Look closely at your plum. Real close. See that? That’s Luther Burbank’s thumbprint.
Luther was a botanist wizard at the turn of the century, a Midas of sorts whose more than 800 varieties of fruits, veggies, flowers, nuts, and grain still grace us today. He invented the Russet Burbank Potato (the most widely used commercial potato today), the Freestone peach, the Shasta Daisy, and the Paradox Walnut, among many others. But most botanists concur that his greatest influence was on plums, the Santa Rosa Plum and successive ones in all colors of skin and flesh. Almost all the plums we know today descend from Luther’s stock he imported from Satsuma, Japan.

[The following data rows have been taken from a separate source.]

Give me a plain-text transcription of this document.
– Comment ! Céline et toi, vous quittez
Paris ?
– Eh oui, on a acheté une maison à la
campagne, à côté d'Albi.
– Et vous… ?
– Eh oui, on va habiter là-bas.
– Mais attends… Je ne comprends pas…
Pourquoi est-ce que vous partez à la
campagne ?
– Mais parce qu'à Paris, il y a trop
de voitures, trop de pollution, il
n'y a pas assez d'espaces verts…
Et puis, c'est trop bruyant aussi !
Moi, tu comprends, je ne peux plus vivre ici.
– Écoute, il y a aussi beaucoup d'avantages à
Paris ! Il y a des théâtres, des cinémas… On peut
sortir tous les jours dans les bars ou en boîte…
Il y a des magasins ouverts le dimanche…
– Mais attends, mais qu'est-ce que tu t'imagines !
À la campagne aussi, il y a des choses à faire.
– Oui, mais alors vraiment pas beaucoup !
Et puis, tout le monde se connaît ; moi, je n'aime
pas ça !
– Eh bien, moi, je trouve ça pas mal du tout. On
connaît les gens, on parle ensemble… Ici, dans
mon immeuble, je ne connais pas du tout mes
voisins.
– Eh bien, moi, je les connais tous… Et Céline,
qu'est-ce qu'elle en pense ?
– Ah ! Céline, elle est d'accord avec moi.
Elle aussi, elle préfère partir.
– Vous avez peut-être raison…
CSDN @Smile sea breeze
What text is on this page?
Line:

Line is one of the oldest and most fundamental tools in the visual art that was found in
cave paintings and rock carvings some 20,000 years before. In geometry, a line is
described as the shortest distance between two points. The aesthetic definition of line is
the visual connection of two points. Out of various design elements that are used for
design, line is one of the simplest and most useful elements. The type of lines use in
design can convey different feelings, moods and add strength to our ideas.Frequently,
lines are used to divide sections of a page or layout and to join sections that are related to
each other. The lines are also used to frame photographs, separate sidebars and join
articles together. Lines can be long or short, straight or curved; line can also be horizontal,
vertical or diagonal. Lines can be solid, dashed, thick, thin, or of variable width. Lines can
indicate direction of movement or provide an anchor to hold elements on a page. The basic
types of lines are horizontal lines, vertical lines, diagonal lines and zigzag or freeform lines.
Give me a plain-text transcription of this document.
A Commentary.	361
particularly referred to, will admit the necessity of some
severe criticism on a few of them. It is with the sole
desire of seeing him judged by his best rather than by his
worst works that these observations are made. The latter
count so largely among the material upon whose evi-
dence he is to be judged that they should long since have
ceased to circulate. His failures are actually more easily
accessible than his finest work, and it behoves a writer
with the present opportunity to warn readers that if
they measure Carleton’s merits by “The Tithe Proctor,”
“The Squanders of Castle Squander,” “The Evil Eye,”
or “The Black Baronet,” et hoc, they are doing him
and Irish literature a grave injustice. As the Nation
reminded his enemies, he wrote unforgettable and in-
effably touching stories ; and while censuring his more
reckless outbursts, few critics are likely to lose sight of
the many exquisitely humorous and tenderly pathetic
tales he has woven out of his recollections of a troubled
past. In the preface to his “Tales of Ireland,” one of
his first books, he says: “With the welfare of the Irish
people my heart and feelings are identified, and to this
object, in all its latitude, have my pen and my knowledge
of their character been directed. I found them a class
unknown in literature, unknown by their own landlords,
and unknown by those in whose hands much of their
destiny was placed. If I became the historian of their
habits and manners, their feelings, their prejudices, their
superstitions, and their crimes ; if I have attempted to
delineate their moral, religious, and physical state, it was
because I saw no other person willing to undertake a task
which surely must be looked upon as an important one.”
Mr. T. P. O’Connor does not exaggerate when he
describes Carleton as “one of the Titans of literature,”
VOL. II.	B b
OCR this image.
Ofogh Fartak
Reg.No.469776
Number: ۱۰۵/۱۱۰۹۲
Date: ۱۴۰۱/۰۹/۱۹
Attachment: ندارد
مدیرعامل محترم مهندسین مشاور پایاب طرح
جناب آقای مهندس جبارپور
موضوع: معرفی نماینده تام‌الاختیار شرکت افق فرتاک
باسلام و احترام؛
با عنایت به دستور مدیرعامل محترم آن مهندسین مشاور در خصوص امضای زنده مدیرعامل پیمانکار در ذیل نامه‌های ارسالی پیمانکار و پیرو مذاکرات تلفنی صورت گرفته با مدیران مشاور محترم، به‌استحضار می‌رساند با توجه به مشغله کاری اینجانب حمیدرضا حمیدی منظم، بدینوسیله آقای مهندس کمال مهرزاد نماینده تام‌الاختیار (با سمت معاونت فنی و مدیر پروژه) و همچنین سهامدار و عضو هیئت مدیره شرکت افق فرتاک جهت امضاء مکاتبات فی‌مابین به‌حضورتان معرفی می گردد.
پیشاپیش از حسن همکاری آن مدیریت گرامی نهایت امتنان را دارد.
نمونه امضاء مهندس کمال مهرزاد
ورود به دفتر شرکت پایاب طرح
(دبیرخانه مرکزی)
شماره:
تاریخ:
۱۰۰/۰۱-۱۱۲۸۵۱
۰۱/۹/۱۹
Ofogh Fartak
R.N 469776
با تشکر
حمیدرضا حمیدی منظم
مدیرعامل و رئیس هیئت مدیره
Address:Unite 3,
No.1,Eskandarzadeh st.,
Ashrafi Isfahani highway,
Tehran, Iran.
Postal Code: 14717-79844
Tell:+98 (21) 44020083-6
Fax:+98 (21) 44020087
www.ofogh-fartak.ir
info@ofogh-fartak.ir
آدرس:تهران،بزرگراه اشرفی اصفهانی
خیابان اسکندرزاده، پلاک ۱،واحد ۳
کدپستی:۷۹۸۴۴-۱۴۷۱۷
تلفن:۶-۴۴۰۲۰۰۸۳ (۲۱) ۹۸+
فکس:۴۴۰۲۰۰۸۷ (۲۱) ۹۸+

Plums have been around since BC times, growing in temperate zones of the Northern Hemisphere. Early spring blossoms in a vase bring beauty to the house and endless metaphors in poetry. Native American and early settlers feasted on the wild variety, drying them for use as an important food staple. Plums and prunes are the same. Prunes have been trying to remake themselves after suffering from comedic abuse since the early days of radio; they are now going by the moniker “Dried Plum.”
Since Plums come in a panorama of colors of both skin and flesh, plums represent the spectrum of phenols. They are, of course, a great source of Vitamin C – about 6 mg per plum. Plums are a satisfying and restorative snack with 132 mg potassium and almost a gram of fiber per serving. Plums are “climatic” and like peaches and other stone fruit, continue to ripen after picking.
Wash your plum right before eating or preparing. To make a wonderful compote, cut plums and cook gently in a bit of water with a cinnamon stick, vanilla bean, and sugar.
Let plums ripen on the counter, out of the direct sun. When ripe, they will hold in the fridge for a few days. Let warm to room temperature for maximum juiciness.